Part of the pleasure of watching Manual Cinema live is seeing the cunning way in which the show is put together in front of your eyes using old technologies including shadow puppetry, overhead projectors and screens. End of TV also throws in an orchestra. Of course, watching on your laptop you don’t get the same excitement of actually seeing a movie being made by live performers and puppets in front of you but there is quite enough content and complexity in End of TV to mitigate that loss. In fact, the danger in past shows has sometimes been that the way the show is constructed has outweighed the show itself. But this one has real ballast.
Set in the 1990s and told through visuals and music, including re-created TV ads and QVC shopping channel segments, it tells of two women thrown together by circumstance and rising globalisation and changing patterns of consumption. One is an elderly white woman with indications of dementia who spends her lonely days watching the shopping channel, ordering things she doesn’t need and can’t afford as the mortgage arrears pile up. As dementia grips, she increasingly cannot distinguish between reality and the make believe of the canned corn world of the Jolly Green Giant. The other is an African-American woman who, after the factory in which she works closes down, becomes a meals-on-wheels delivery driver.
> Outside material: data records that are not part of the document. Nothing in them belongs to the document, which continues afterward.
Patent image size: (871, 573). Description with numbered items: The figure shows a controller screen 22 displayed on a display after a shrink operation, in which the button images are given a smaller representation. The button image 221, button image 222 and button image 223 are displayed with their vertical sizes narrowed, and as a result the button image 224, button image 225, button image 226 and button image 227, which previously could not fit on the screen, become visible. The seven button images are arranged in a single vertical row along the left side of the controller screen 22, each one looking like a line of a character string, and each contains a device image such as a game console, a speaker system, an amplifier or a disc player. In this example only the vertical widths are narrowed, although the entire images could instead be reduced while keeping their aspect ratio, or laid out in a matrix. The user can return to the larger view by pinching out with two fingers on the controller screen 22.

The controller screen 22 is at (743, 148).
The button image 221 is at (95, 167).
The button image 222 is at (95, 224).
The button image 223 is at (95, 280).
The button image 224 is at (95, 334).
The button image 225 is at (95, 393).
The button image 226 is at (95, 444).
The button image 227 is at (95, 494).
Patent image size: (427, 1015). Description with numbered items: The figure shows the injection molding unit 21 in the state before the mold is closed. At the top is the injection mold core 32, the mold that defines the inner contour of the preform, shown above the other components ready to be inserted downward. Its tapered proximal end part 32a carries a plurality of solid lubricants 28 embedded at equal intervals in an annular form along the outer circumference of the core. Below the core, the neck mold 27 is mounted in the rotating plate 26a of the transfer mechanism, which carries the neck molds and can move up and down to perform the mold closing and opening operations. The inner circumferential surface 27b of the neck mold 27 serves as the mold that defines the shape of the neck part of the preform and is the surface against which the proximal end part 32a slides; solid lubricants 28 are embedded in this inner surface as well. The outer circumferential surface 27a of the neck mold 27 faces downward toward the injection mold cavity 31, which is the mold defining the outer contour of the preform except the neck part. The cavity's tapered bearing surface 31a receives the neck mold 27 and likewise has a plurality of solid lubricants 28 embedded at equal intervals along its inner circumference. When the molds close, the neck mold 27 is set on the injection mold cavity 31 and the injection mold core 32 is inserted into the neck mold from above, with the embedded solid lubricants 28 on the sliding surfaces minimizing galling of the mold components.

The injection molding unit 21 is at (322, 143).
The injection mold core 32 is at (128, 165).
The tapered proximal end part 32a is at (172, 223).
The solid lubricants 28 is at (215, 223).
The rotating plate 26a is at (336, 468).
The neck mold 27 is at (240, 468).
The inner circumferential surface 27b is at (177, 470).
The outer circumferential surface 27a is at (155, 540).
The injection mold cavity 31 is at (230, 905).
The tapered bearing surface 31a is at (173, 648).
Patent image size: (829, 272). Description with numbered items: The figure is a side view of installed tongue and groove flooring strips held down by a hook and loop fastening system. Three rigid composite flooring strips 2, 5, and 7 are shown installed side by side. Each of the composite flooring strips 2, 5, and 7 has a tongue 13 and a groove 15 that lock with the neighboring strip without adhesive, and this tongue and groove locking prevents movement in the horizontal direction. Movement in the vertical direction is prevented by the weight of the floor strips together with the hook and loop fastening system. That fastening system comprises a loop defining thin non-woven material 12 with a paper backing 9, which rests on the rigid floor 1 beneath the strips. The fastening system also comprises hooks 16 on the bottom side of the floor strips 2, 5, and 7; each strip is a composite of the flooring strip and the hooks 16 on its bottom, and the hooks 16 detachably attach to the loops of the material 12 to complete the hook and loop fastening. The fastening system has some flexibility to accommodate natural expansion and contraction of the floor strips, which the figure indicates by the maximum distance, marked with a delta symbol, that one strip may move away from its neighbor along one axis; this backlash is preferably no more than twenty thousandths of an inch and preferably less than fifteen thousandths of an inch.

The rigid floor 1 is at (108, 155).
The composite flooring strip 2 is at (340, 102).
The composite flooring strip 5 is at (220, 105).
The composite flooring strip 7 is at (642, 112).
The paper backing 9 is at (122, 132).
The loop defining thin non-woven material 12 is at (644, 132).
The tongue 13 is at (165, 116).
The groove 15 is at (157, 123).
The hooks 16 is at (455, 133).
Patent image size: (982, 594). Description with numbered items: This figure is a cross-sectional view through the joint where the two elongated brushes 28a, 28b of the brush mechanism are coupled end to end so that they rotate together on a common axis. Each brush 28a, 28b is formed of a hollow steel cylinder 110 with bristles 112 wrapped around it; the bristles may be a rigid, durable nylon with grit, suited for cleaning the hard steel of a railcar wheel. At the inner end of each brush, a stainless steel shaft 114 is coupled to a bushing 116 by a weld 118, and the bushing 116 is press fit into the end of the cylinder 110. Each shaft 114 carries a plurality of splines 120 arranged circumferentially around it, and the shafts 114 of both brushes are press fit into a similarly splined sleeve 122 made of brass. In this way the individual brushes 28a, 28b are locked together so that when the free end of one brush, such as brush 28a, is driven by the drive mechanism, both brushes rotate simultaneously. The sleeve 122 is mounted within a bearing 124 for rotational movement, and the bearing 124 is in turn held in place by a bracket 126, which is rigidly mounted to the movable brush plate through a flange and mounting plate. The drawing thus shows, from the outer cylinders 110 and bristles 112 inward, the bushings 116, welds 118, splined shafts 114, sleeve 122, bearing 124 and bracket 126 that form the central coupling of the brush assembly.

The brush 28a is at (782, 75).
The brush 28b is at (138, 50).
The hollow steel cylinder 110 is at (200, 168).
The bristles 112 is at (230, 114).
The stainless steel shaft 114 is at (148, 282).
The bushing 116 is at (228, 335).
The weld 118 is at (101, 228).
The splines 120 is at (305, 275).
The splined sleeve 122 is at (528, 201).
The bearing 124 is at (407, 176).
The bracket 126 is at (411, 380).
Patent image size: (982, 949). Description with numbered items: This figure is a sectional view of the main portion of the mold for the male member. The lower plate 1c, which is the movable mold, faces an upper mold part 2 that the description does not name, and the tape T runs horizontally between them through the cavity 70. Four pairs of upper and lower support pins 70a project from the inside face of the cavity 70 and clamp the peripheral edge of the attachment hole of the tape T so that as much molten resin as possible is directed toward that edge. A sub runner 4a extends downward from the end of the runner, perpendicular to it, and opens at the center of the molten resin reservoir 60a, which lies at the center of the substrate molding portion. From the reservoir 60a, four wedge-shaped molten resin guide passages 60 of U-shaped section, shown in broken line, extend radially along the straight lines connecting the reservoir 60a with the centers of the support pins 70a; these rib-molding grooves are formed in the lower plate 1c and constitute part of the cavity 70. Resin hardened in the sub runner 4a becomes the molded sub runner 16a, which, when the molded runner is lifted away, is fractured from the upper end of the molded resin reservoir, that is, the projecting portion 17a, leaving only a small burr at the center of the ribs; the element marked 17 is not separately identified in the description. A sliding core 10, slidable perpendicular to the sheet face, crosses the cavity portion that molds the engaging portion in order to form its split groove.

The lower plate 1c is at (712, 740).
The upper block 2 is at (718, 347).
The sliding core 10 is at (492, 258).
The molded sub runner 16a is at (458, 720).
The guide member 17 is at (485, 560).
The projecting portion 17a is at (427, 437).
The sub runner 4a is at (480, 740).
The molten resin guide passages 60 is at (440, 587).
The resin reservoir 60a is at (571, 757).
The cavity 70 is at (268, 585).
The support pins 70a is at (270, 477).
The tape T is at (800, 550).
Like Lynn Nottage’s Sweat, End of TV points to the loss of dignity that accompanies the loss of manufacturing. It points to the no lesser loss of community and friendship and the aching loneliness that brings. It makes you wonder whether all the American Dream ever really amounted to was the opportunity to buy a tacky embroidered baseball cap for $13.95. TV was one of the tools that turned everyone from the late 1950s onwards into the rampant consumers that capitalism needed. It created world to aspire to: worlds that seemed more alluring than drab reality.
Manual Cinema handle all this with delicacy and considerable ingenuity, putting the human story of the two women’s burgeoning relationship centre stage with a well-judged emotional restraint that makes it all the more moving. The TV segments utilise deft comedy, daft wigs and real ingenuity and smart use of colour and monochrome. It’s a clever show, but it is one that touches the heart too.